With two supercomputers and a new set of radars, IMD will be able to predict the weather for smaller areas, reports Mint.
The accuracy of the India Meteorological Department's (IMD) rainfall predictions is set to get a major boost as the weather body will install two supercomputers and new radars next year, reports Mint.
The use of the advanced technology will give IMD the same standing in weather forecast as that of UK, USA and Australia.
When heavy rain brought Mumbai to a standstill on August 29, IMD accurately predicted for the broader region of the city. With the two supercomputers and the new set of radars, IMD will be able to predict the weather for smaller areas within the region.
The supercomputers are constructed to boost data processing capacity by more than six times. IMD is also adding more Doppler radars that measure the velocity of clouds and winds. The Met department is also taking the Indian Space Research Organisation's (ISRO) help to install more weather monitoring equipment on satellites.
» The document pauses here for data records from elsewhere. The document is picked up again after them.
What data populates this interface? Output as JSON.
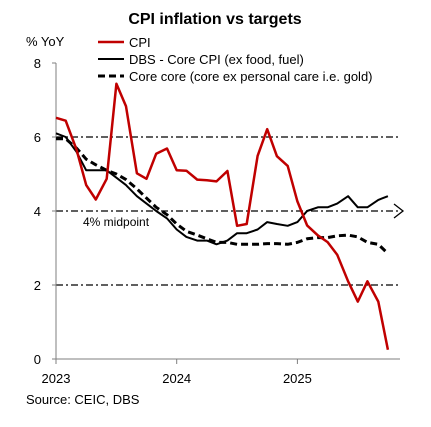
{
  "chart_data": {
    "type": "line",
    "title": "CPI inflation vs targets",
    "ylabel": "% YoY",
    "xlabel": "",
    "source": "Source: CEIC, DBS",
    "ylim": [
      0,
      8
    ],
    "xlim": [
      2023.0,
      2025.85
    ],
    "y_ticks": [
      0,
      2,
      4,
      6,
      8
    ],
    "x_ticks": [
      2023,
      2024,
      2025
    ],
    "grid": false,
    "legend_position": "top-right",
    "reference_lines": [
      {
        "y": 6,
        "style": "dash-dot",
        "color": "#000000"
      },
      {
        "y": 4,
        "style": "dash-dot",
        "color": "#000000",
        "label": "4% midpoint",
        "arrow": true
      },
      {
        "y": 2,
        "style": "dash-dot",
        "color": "#000000"
      }
    ],
    "series": [
      {
        "name": "CPI",
        "color": "#c00000",
        "style": "solid",
        "x": [
          2023.0,
          2023.08,
          2023.17,
          2023.25,
          2023.33,
          2023.42,
          2023.5,
          2023.58,
          2023.67,
          2023.75,
          2023.83,
          2023.92,
          2024.0,
          2024.08,
          2024.17,
          2024.25,
          2024.33,
          2024.42,
          2024.5,
          2024.58,
          2024.67,
          2024.75,
          2024.83,
          2024.92,
          2025.0,
          2025.08,
          2025.17,
          2025.25,
          2025.33,
          2025.42,
          2025.5,
          2025.58,
          2025.67,
          2025.75
        ],
        "values": [
          6.52,
          6.44,
          5.66,
          4.7,
          4.31,
          4.87,
          7.44,
          6.83,
          5.02,
          4.87,
          5.55,
          5.69,
          5.1,
          5.09,
          4.85,
          4.83,
          4.8,
          5.08,
          3.6,
          3.65,
          5.49,
          6.21,
          5.48,
          5.22,
          4.26,
          3.61,
          3.34,
          3.16,
          2.82,
          2.1,
          1.55,
          2.1,
          1.55,
          0.25
        ]
      },
      {
        "name": "DBS - Core CPI (ex food, fuel)",
        "color": "#000000",
        "style": "solid",
        "x": [
          2023.0,
          2023.08,
          2023.17,
          2023.25,
          2023.33,
          2023.42,
          2023.5,
          2023.58,
          2023.67,
          2023.75,
          2023.83,
          2023.92,
          2024.0,
          2024.08,
          2024.17,
          2024.25,
          2024.33,
          2024.42,
          2024.5,
          2024.58,
          2024.67,
          2024.75,
          2024.83,
          2024.92,
          2025.0,
          2025.08,
          2025.17,
          2025.25,
          2025.33,
          2025.42,
          2025.5,
          2025.58,
          2025.67,
          2025.75
        ],
        "values": [
          6.1,
          6.0,
          5.6,
          5.1,
          5.1,
          5.1,
          4.9,
          4.7,
          4.4,
          4.2,
          4.0,
          3.8,
          3.5,
          3.3,
          3.2,
          3.2,
          3.1,
          3.2,
          3.4,
          3.4,
          3.5,
          3.7,
          3.65,
          3.6,
          3.7,
          4.0,
          4.1,
          4.1,
          4.2,
          4.4,
          4.1,
          4.1,
          4.3,
          4.4
        ]
      },
      {
        "name": "Core core (core ex personal care i.e. gold)",
        "color": "#000000",
        "style": "dashed",
        "x": [
          2023.0,
          2023.08,
          2023.17,
          2023.25,
          2023.33,
          2023.42,
          2023.5,
          2023.58,
          2023.67,
          2023.75,
          2023.83,
          2023.92,
          2024.0,
          2024.08,
          2024.17,
          2024.25,
          2024.33,
          2024.42,
          2024.5,
          2024.58,
          2024.67,
          2024.75,
          2024.83,
          2024.92,
          2025.0,
          2025.08,
          2025.17,
          2025.25,
          2025.33,
          2025.42,
          2025.5,
          2025.58,
          2025.67,
          2025.75
        ],
        "values": [
          5.95,
          5.95,
          5.7,
          5.4,
          5.25,
          5.1,
          5.0,
          4.85,
          4.6,
          4.35,
          4.1,
          3.9,
          3.65,
          3.45,
          3.35,
          3.25,
          3.15,
          3.15,
          3.1,
          3.1,
          3.1,
          3.12,
          3.12,
          3.1,
          3.15,
          3.25,
          3.28,
          3.28,
          3.33,
          3.35,
          3.3,
          3.15,
          3.1,
          2.85
        ]
      }
    ]
  }
}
In the near future, IMD is planning to improve its forecasting capacity to a 1km grid for major cities by 2018, reaching the same level of precision as that of the UK’s Met Office, IMD Director General KJ Ramesh told Mint. As of now, the Department is using a 12 km grid.
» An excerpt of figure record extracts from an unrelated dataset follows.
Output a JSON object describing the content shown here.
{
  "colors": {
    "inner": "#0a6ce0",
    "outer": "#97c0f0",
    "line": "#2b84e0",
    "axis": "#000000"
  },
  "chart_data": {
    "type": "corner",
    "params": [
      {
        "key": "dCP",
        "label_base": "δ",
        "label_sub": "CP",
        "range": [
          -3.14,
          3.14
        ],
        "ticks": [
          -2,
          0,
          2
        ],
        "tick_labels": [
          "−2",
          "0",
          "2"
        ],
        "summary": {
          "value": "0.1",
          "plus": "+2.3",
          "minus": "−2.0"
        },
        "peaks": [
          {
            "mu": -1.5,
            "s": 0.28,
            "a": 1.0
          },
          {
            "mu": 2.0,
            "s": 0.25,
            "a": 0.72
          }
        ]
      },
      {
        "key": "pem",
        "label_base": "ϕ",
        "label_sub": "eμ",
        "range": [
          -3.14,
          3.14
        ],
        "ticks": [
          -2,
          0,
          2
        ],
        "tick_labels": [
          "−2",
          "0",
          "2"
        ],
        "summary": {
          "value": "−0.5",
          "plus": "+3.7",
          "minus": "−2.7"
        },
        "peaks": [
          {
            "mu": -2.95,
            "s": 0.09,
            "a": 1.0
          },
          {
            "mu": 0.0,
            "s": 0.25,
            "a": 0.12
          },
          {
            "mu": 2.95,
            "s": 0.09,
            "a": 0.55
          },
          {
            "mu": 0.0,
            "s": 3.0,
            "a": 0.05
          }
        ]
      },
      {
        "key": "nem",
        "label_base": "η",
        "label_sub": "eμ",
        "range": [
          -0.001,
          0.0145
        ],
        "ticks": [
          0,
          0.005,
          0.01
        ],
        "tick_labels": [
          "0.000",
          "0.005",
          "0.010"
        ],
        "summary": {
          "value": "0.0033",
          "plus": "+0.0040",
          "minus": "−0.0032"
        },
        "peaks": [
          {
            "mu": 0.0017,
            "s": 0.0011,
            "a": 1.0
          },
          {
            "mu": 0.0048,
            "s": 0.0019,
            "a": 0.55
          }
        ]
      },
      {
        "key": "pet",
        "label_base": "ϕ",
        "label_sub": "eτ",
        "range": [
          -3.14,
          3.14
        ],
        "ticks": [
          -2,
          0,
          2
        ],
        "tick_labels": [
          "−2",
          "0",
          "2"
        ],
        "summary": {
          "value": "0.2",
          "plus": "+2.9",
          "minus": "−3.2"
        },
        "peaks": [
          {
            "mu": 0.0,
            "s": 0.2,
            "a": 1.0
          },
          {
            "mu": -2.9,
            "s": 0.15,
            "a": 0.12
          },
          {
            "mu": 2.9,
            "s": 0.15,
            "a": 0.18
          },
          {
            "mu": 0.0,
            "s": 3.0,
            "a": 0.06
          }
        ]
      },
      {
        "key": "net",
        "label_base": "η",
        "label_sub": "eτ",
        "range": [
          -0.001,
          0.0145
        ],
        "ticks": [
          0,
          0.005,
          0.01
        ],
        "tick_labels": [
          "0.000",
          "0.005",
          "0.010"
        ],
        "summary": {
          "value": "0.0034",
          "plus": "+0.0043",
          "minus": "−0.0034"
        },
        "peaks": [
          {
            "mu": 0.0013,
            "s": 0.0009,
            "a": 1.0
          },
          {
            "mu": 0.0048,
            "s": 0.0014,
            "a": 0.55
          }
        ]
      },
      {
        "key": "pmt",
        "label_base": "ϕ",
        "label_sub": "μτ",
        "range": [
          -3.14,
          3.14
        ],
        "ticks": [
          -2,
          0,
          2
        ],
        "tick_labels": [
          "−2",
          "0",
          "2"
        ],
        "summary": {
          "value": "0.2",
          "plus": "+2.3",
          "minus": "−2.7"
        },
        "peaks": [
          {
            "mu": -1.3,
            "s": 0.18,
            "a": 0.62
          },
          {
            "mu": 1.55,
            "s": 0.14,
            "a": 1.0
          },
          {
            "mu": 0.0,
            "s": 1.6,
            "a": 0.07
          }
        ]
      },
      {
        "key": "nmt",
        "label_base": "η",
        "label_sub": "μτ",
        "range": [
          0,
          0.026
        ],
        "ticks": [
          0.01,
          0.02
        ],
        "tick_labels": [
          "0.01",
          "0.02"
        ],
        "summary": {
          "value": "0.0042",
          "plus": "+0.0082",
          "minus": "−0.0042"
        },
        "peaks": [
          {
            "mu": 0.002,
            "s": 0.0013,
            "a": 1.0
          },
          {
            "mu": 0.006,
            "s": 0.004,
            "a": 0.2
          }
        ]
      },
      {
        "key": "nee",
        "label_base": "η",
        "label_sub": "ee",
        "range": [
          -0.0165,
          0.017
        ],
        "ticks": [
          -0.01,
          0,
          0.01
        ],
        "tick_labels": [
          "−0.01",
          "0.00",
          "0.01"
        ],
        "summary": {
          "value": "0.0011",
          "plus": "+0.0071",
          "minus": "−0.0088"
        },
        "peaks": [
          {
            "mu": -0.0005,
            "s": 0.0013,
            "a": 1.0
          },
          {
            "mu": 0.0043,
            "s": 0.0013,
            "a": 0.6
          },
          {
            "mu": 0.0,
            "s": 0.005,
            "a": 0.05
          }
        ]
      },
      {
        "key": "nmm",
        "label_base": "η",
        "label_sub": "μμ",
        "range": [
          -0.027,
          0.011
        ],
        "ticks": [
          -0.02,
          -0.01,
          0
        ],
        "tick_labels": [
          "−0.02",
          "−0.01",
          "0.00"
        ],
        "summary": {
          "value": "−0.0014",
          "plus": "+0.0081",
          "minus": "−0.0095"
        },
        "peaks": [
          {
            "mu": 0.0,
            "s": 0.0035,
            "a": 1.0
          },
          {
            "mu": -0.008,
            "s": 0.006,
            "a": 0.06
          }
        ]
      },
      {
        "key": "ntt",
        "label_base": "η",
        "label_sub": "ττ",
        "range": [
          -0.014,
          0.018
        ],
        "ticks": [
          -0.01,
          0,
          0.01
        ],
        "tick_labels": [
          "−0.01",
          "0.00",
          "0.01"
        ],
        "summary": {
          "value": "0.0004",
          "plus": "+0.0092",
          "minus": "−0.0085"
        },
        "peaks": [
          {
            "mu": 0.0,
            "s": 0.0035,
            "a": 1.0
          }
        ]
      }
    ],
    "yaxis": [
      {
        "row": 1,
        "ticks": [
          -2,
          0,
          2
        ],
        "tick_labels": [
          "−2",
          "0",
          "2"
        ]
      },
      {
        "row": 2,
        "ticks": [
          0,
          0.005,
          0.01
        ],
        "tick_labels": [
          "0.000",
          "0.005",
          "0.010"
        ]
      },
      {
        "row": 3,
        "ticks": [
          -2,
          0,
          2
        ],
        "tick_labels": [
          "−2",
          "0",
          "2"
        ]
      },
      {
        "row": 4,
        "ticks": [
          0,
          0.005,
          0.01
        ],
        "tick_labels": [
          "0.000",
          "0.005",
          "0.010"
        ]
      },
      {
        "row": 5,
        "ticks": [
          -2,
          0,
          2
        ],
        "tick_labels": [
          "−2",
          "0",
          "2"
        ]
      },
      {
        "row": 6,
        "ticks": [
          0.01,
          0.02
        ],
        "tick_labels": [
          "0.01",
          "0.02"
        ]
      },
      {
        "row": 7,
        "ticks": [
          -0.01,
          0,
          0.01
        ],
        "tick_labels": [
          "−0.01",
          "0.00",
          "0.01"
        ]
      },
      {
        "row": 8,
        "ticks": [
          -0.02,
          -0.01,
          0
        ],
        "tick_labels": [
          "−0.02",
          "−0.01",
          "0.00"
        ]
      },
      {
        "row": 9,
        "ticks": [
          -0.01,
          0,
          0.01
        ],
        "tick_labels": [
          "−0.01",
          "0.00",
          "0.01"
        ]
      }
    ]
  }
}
“We should not miss any heavy rainfall event not captured by the system,” he said. “It’s a very challenging and exciting period for us to work in line with other countries.”Monsoon season is the lifeline for about 880 million people in India who are dependent on farming. Heavy or no rainfall at all can take a toll on the farmer's yield. A detailed weather forecast from India's weather department can help the farmers plan their cropping activities during monsoon.